A volte, attraverso le immagini televisive, scorrono davanti ai nostri occhi scene di guerra, di follia, di violenza perpetrate in località che ci hanno visto transitare col nostro veicolo ricreazionale, a volte (leggendo certi nomi sui giornali) tornano alla mente paesi nei quali abbiamo sostato, nei cui mercati e centro storici abbiamo passeggiato, di cui abbiamo apprezzato la cultura, l’arte, il paesaggio o magari anche solo la gentilezza di qualche passante che ci ha indicato la strada giusta per agevolarci il viaggio.
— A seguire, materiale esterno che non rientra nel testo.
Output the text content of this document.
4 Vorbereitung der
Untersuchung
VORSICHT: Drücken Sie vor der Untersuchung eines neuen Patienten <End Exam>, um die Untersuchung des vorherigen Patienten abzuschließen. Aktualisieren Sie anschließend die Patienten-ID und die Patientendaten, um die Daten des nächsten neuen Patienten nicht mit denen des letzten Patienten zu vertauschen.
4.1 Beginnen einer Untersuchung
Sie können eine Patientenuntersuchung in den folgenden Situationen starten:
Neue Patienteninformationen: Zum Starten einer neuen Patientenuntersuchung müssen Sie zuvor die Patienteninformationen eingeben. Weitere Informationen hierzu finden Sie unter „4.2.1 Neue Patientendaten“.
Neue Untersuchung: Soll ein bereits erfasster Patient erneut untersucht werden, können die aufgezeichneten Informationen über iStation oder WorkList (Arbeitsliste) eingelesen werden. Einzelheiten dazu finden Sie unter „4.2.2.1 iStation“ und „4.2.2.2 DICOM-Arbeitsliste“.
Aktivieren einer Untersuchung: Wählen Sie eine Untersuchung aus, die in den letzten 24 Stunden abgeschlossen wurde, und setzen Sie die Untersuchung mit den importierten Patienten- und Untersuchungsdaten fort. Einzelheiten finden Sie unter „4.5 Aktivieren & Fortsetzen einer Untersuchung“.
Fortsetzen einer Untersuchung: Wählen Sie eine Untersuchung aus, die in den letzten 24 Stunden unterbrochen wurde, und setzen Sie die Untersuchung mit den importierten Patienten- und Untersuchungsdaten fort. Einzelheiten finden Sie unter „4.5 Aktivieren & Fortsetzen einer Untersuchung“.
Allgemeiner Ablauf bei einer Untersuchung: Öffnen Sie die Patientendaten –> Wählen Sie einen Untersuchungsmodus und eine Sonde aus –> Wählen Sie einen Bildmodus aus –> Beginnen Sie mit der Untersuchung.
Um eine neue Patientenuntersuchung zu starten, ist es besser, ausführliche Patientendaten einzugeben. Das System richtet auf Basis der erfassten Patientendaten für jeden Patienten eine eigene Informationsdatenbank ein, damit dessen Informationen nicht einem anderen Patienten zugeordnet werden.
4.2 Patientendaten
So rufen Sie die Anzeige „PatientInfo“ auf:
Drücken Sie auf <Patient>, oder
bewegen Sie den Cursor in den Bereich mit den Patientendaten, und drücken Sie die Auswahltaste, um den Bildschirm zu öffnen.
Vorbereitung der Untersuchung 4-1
Questi paesi, che nella mente di tanti altri, possono apparire solo posti da dimenticare, ultimi tra gli ultimi, per noi invece diventano luoghi ricchi di umanità, di valori, di speranze da recuperare.
Quando qualche persona, che non conosce il turismo di movimento, ci interroga su cosa rappresenti veramente, su quali siano i punti fondamentali sui quali poggia, sulle motivazioni che più volte mi hanno spinto a definirlo una filosofia di vita e non solo un mezzo per impegnare il tempo libero, per spiegarmi meglio parto da degli esempi di vita vissuta.

Racconto di una bimba di Ankara con i lucciconi che le rigavano il volto, di un matrimonio di Cappadocia, di un funerale a Mosca, di un mercato in Marocco, di un pranzo in una tenda lappone, della chiesetta costruita dai prigionieri italiani in Scozia, dell’immensità dell’oceano visto dalle scogliere irlandesi mentre il vento spirava a cento all’ora.

Racconto della guerra civile nell’ex Jugoslavia, combattuta fra persone di diversa etnia con le quali avevo trascorso un’estate e che faticavano a sopportarsi ancor prima che il confitto li dividesse, ma anche della pace ritrovata in luoghi prima martoriati dalla guerra, delle mille speranze che si affacciano nei ragionamenti e nelle aspirazioni di tanti giovani incontrati qua e là, delle cerimonie religiose alle quali ho assistito celebrate coi riti più diversi, alla ricerca dei luoghi della speranza che, quale sia la religione, la razza o l’etnia, contraddistinguono l’essere umano, alla continua ricerca di un’entità suprema.

Racconto del fatto che mai derisione o dileggio è stato consumato nei confronti di chi vive peggio, che ho scoperto come la solitudine sia propria dei luoghi ricchi più che di quelli poveri.
Poi ricordo le serate trascorse a parlare dei medesimi posti con chi ha scelto altri modi per “fare turismo” del “loro” virtuale contrapposto al “mio” reale, del fatto che troppe volte la palizzata che contorna l’hotel o il villaggio vacanze mai da loro è stata superata e che alla conoscenza sul campo da tanti è stata preferita quella mediata e raccontata.

La “realtà” vera è quella del turismo di movimento. Un grande, unico, straordinario fenomeno culturale che ha nell’uomo il suo fulcro e che non conosce distanze, latitudini, razze, religioni o colore della pelle.

Lasciamo andare, dunque, “il nostro viaggiatore, allegramente, senza aver disegnato né dove, né come, né quando”: è grazie a lui che in quest’inizio secolo segnato da guerre, cattiverie, attentati, divisioni, brutture, il lumicino della speranza resta acceso e l’umanità può continuare a sperare in un futuro se non diverso, almeno migliore!